For instance lets say you bid 1 cent on a keyword and 100% of the people who search for that word click on your ad. Further assume that they never return to that search page for that term. This would seem to define the perfectly relevent ad (and since they dont comeback, pefectly relevent landing page)for that keyword.
But Google will only earn $.01 for each time someone searches for that keyword. Lets then say hypothetically that when your ad is removed completely, people click 20% of the time on a another ad that has a bid of $2 for, and 30% of the time on an ad that someone is bidding $3 for, Google will earn $1.30 on average each that word is searched for. This is clearly better for Google.
So even though yours is the best earning ad for that search term when it runs (in fact the only one earning money at all), Google actually earns more if it doesn't run at all. This is an extreme example intended only to highlight a point.
While historically I believe "adrank" was determined solely by bid x ctr in direct competition with other ads on a page, adjusted for position. Now I believe the algorithm calculates adrank based on some sort of "dynamic value added" concept such as illustrated above. I also think that ads are arranged in order on a page to optimize this "dynamic value added" factor. Theorectically if your ad is so good that it blows away the field, it could end up hurting Googles overall earnings for that search term. I doubt Google likes this.
Its my theory that this "dynamic valued added"concept may be the reason behind why some ads generating very high ctr's become "inactive for search" and get assigned very high minimum clicks.
This theory could also explain why sometimes min. CPC's associated with exact searches are higher than the min. CPC for the the same keywords for broad match. This theory makes more sense to me than assuming somehow the broad match term is more relevent or has less competition. By definition neither of those conditions can be true. But many of us have seen that happen.
It could also explain why an ad that ranked in position #3 for months suddenly can suddenly drop in one day to #14, without any adjustment from the bidder or a drop in recent CTR. This explanation seems more likely than believing 11 new bidders moved in or increased their bids.

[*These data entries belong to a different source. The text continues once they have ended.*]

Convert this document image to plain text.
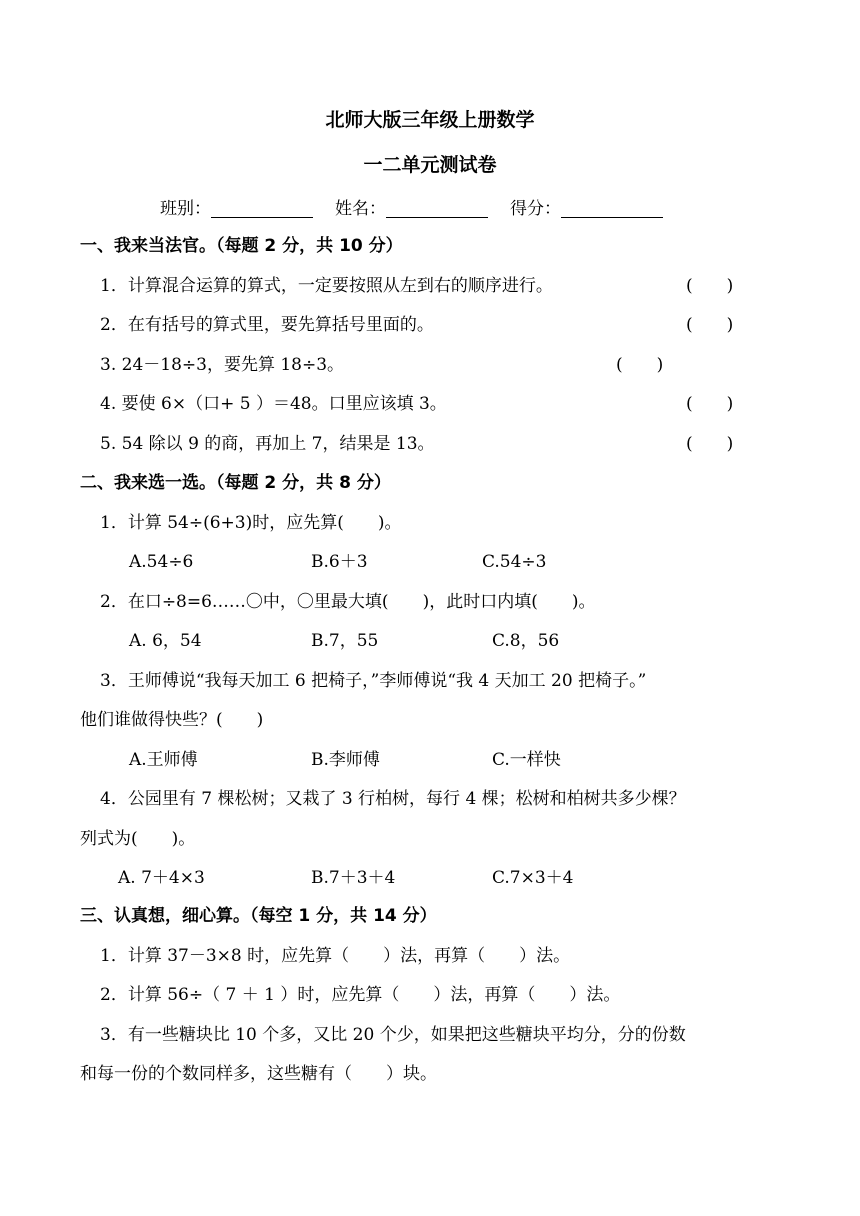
北师大版三年级上册数学
一二单元测试卷
班别：	姓名：	得分：
一、我来当法官。（每题 2 分，共 10 分）
1．计算混合运算的算式，一定要按照从左到右的顺序进行。	(　　)
2．在有括号的算式里，要先算括号里面的。	(　　)
3. 24－18÷3，要先算 18÷3。	(　　)
4. 要使 6×（口+ 5 ）＝48。口里应该填 3。	(　　)
5. 54 除以 9 的商，再加上 7，结果是 13。	(　　)
二、我来选一选。（每题 2 分，共 8 分）
1．计算 54÷(6+3)时，应先算(　　)。
A.54÷6	B.6＋3	C.54÷3
2．在口÷8=6……〇中，〇里最大填(　　)，此时口内填(　　)。
A. 6，54	B.7，55	C.8，56
3．王师傅说“我每天加工 6 把椅子，”李师傅说“我 4 天加工 20 把椅子。”
他们谁做得快些？(　　)
A.王师傅	B.李师傅	C.一样快
4．公园里有 7 棵松树；又栽了 3 行柏树，每行 4 棵；松树和柏树共多少棵？
列式为(　　)。
A. 7＋4×3	B.7＋3＋4	C.7×3＋4
三、认真想，细心算。（每空 1 分，共 14 分）
1．计算 37－3×8 时，应先算（　　）法，再算（　　）法。
2．计算 56÷（ 7 ＋ 1 ）时，应先算（　　）法，再算（　　）法。
3．有一些糖块比 10 个多，又比 20 个少，如果把这些糖块平均分，分的份数
和每一份的个数同样多，这些糖有（　　）块。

Like I said , just speculation.
I had a high traffic term on Google that I managed to reduce to 0.03 per click and still be on page 1 (about 4th). suddenly my rank dropped to the second page and I had to increase my max bid to 0.10 to bring it back to page 1 even though my CTR was a healthy 5%. Your explaination seems fairly valid to me.
This drop may have also been due to changes in bid prices during the prime time (6-10pm) for B to C traffic.